What will you do? a voice taunts, reminding her of her attempt to protect Ruth and Fiorina. How powerless she had felt with her sons, trying to defend Nashua and Yanhua from their fathers' spite. How she had thought she could still outrun him. Ghaul, though, might be able to do something. "Or if you could go. You could go North and warn them. Please.”
i can take you there, but baby, you won't make it back
A snort is drawn from his nostrils when she says he was stolen and his wings spread wide in an instinctual threat display. He would not be taken from his brood during their most formative years, leaving Clarissa to raise them on her own. They are small and soft, vulnerable without their father to keep them safe from the rest of the world. Ghaul had been fortunate to be taken under the wing of a shadow queen like Anaxarete, and he worries they would not be so fortunate.

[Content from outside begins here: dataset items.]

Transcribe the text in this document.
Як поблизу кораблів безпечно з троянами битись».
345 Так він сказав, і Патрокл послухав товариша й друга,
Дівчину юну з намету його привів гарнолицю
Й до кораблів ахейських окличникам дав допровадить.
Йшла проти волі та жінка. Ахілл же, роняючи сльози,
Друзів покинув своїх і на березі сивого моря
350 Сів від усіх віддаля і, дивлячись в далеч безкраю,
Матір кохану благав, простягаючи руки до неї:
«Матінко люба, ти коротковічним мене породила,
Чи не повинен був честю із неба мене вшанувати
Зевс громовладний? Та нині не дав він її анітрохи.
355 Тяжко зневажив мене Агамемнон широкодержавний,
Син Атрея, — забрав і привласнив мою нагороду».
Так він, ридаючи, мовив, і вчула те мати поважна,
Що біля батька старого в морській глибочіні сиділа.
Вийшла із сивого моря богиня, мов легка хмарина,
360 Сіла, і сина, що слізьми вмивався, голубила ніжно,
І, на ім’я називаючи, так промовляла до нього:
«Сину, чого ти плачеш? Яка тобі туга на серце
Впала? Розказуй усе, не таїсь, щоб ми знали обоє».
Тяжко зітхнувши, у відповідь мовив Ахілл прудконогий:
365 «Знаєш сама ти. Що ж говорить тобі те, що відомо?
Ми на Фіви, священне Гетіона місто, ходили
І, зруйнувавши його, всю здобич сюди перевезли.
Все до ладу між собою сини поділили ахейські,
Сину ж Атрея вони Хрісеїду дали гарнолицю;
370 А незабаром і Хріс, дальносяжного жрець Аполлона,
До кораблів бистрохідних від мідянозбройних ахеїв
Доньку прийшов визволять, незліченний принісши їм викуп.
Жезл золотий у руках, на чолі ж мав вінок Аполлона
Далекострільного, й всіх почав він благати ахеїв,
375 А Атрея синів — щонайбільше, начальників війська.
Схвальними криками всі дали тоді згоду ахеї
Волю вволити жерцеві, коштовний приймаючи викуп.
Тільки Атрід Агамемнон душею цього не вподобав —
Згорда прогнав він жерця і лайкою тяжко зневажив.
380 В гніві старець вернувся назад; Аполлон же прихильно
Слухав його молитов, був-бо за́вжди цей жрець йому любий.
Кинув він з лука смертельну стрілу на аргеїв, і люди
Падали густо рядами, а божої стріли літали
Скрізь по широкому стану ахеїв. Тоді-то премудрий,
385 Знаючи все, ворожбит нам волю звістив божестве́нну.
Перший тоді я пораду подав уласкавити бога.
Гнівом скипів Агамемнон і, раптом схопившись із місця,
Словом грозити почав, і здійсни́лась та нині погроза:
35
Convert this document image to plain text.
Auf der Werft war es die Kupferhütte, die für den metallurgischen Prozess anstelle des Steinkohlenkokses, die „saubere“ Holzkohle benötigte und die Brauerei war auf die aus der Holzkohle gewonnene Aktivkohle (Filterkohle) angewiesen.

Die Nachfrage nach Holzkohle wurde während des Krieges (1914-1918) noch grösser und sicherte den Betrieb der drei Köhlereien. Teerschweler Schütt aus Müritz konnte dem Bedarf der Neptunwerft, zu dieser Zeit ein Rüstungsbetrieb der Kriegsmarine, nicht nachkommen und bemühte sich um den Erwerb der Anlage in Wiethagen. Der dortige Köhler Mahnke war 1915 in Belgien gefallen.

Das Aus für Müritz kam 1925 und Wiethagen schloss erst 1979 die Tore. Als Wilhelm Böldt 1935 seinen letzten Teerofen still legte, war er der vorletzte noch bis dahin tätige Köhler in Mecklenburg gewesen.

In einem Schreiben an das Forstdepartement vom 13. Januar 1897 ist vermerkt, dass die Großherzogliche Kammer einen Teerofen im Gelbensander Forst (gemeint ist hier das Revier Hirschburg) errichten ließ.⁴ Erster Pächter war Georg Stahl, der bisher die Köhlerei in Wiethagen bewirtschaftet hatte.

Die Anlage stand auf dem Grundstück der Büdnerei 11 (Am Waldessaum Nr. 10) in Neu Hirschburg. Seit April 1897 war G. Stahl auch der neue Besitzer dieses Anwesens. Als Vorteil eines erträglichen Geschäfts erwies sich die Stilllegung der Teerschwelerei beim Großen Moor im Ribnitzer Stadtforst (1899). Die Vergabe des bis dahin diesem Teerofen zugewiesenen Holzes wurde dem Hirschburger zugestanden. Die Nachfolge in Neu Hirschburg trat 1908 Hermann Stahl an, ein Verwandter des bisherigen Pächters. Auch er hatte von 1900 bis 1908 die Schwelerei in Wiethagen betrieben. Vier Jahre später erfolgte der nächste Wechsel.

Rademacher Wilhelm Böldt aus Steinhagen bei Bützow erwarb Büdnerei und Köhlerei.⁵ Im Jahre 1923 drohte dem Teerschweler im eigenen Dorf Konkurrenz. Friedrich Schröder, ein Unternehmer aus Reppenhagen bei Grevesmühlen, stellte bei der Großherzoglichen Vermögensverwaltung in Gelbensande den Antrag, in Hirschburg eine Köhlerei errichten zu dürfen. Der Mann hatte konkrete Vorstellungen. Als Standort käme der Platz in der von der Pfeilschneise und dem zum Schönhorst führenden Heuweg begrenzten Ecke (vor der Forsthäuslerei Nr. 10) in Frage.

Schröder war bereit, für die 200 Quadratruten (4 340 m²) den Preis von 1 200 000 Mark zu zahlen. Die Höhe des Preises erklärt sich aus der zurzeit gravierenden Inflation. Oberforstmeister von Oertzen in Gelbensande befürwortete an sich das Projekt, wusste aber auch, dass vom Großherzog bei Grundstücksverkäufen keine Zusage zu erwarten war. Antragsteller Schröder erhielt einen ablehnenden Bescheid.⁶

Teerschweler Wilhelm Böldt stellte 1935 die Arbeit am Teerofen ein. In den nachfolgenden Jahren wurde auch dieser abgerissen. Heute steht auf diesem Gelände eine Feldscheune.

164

And then she asks to leave, a plea that causes him to snarl softly as he considers her words. It feels like a ploy to simply shrug off her sentence or to enslave him once more. His talons anxiously paw at the red clay beneath him as he circles her closely. Others had called him a monster and spit at him, cursed him for living out his divine purpose. The rage building in his muscles makes his jaws ache to take her by the throat like the coral deer of Pangea.
He pauses beside her when she gives an alternative. His teeth are inches from her face, hot breath spilling over her skin.
“I will go north, and you will remain here. If there is truly a monster, then you are safer in Pangea than in your homeland,” he decides, retreating from her side as he turns toward the north. “If this is some trick, I will feed your offspring to my brood while you watch.”
And with a flap of his wings, he takes off. It doesn’t take long at all for him to become a dot on the horizon, and then he is gone entirely.